The distribution of a random variable is sometimes called a *probability mass function*, abbreviated to *pmf*. That is because some probabilists like to visualize probabilities as masses attached to the possible values.

### Probabilities

Once you have the distribution of a random variable, you can find the chance of any event determined by the random variable. Just identify the possible values that are in the event, and add up all their chances.

For example,

$$ \begin{align*} P(X > 0) ~ &= ~ P(X = 1) + P(X = 2) + P(X = 3)\\ &= ~ \frac{3}{8} + \frac{3}{8} + \frac{1}{8} ~ = ~ \frac{7}{8} \end{align*} $$

This could also have been calculated as

$$ P(X > 0) ~ = ~ 1 - P(X = 0) ~ = ~ 1 - \frac{1}{8} ~ = ~ \frac{7}{8} $$

As you can see, the only thing new in these calculations is the notation.

### Equality

There is one important new idea to keep in mind when studying random variables, which is that random variables have two different kinds of equality.

Rather than talk in generalities, let's look at an example. Consider rolling two dice.
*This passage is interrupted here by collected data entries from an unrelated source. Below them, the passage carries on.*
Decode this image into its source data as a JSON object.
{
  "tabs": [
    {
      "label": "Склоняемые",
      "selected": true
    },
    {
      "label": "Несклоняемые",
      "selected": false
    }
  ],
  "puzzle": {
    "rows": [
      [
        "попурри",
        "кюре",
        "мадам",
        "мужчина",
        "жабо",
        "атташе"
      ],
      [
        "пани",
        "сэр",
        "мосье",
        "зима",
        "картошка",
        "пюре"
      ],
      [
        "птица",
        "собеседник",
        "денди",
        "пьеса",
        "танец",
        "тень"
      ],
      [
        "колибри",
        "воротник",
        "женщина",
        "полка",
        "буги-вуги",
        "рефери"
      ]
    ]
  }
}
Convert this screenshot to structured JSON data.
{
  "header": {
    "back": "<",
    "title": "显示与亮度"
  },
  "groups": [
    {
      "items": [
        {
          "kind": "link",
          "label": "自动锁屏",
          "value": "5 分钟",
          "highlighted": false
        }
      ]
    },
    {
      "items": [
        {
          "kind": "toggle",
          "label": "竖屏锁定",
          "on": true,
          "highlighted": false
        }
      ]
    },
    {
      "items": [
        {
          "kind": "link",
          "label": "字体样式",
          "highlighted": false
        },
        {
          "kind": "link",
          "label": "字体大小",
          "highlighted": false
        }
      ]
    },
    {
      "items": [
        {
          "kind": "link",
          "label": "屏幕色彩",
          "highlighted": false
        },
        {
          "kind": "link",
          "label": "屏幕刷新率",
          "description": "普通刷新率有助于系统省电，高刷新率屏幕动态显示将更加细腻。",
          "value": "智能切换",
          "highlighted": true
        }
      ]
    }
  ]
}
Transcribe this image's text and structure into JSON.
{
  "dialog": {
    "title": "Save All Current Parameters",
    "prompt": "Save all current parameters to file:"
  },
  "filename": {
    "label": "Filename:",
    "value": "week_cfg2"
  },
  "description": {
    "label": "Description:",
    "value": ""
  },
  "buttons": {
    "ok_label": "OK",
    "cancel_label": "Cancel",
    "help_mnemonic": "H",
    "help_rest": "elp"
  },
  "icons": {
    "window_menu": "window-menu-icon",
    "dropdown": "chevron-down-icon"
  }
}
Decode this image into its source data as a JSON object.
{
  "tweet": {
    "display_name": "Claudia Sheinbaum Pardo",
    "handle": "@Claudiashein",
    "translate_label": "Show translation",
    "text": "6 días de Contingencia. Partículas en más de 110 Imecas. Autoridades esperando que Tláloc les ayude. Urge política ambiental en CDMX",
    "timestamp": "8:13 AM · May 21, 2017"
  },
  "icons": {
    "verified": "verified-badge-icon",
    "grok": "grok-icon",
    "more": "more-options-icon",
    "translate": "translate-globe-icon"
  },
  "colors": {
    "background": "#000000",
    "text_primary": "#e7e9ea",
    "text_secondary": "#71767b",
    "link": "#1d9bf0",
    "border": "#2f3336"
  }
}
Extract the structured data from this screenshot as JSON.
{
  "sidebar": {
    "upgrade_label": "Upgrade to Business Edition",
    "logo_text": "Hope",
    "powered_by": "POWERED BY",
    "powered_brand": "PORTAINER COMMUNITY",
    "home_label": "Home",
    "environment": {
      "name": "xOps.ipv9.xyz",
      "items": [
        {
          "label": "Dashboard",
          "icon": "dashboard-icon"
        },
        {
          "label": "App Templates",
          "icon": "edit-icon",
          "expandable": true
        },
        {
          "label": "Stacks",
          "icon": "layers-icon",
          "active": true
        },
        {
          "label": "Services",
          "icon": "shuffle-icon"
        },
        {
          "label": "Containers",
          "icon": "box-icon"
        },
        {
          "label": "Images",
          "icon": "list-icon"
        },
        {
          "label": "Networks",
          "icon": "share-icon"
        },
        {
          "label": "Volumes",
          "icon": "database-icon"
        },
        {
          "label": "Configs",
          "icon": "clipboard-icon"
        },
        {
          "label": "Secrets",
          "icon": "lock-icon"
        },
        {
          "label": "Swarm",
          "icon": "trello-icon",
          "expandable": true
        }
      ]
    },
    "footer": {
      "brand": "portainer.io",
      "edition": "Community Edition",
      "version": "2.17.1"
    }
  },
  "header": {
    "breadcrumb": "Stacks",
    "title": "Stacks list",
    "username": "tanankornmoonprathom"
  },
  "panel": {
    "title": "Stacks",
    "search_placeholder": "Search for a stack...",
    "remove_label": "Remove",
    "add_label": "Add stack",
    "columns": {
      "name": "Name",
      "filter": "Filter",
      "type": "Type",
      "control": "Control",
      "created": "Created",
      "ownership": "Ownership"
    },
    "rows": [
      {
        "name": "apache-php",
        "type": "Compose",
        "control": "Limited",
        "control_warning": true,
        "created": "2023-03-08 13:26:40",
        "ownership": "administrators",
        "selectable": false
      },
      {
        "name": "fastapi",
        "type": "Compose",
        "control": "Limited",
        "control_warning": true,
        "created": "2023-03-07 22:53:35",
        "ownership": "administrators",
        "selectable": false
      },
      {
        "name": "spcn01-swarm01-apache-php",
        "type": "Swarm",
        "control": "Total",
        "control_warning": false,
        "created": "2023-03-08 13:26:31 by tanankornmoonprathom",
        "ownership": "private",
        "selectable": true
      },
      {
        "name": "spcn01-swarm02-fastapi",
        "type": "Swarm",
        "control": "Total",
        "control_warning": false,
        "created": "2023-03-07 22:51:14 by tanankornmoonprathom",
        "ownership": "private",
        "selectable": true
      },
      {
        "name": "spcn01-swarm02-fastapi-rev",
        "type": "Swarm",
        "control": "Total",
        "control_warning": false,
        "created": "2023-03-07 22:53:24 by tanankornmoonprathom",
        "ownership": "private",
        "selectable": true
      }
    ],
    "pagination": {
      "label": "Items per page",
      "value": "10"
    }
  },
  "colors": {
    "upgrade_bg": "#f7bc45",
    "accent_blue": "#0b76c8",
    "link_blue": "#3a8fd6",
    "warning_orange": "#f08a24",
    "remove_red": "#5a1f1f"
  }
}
Let $D_1$ be the number on the first roll and $D_2$ the number on the second. For example, if the outcome of the two rolls is the pair $(4, 3)$ then $D_1((4, 3)) = 4$ and $D_2((4, 3)) = 3$.

This shows that as functions on the outcome space, $D_1$ and $D_2$ are *not equal*. For the outcome $(4, 3)$, the value of $D_1$ is different from the value of $D_2$.

However, $D_1$ and $D_2$ clearly have something in common. *They have the same distribution,* shown in the table below.

$\text{Possible value }$ | $~~1~~$ | $~~2~~$ | $~~3~~$ | $~~4~~$ | $~~5~~$ | $~~6~~$ |
---|---|---|---|---|---|---|

$\text{Probability}$ | $1/6$ | $1/6$ | $1/6$ | $1/6$ | $1/6$ | $1/6$ |

This is called the *uniform distribution* on $\{1, 2, 3, 4, 5, 6 \}$.

We say that $D_1$ and $D_2$ are equal in distribution. But remember: they are not equal.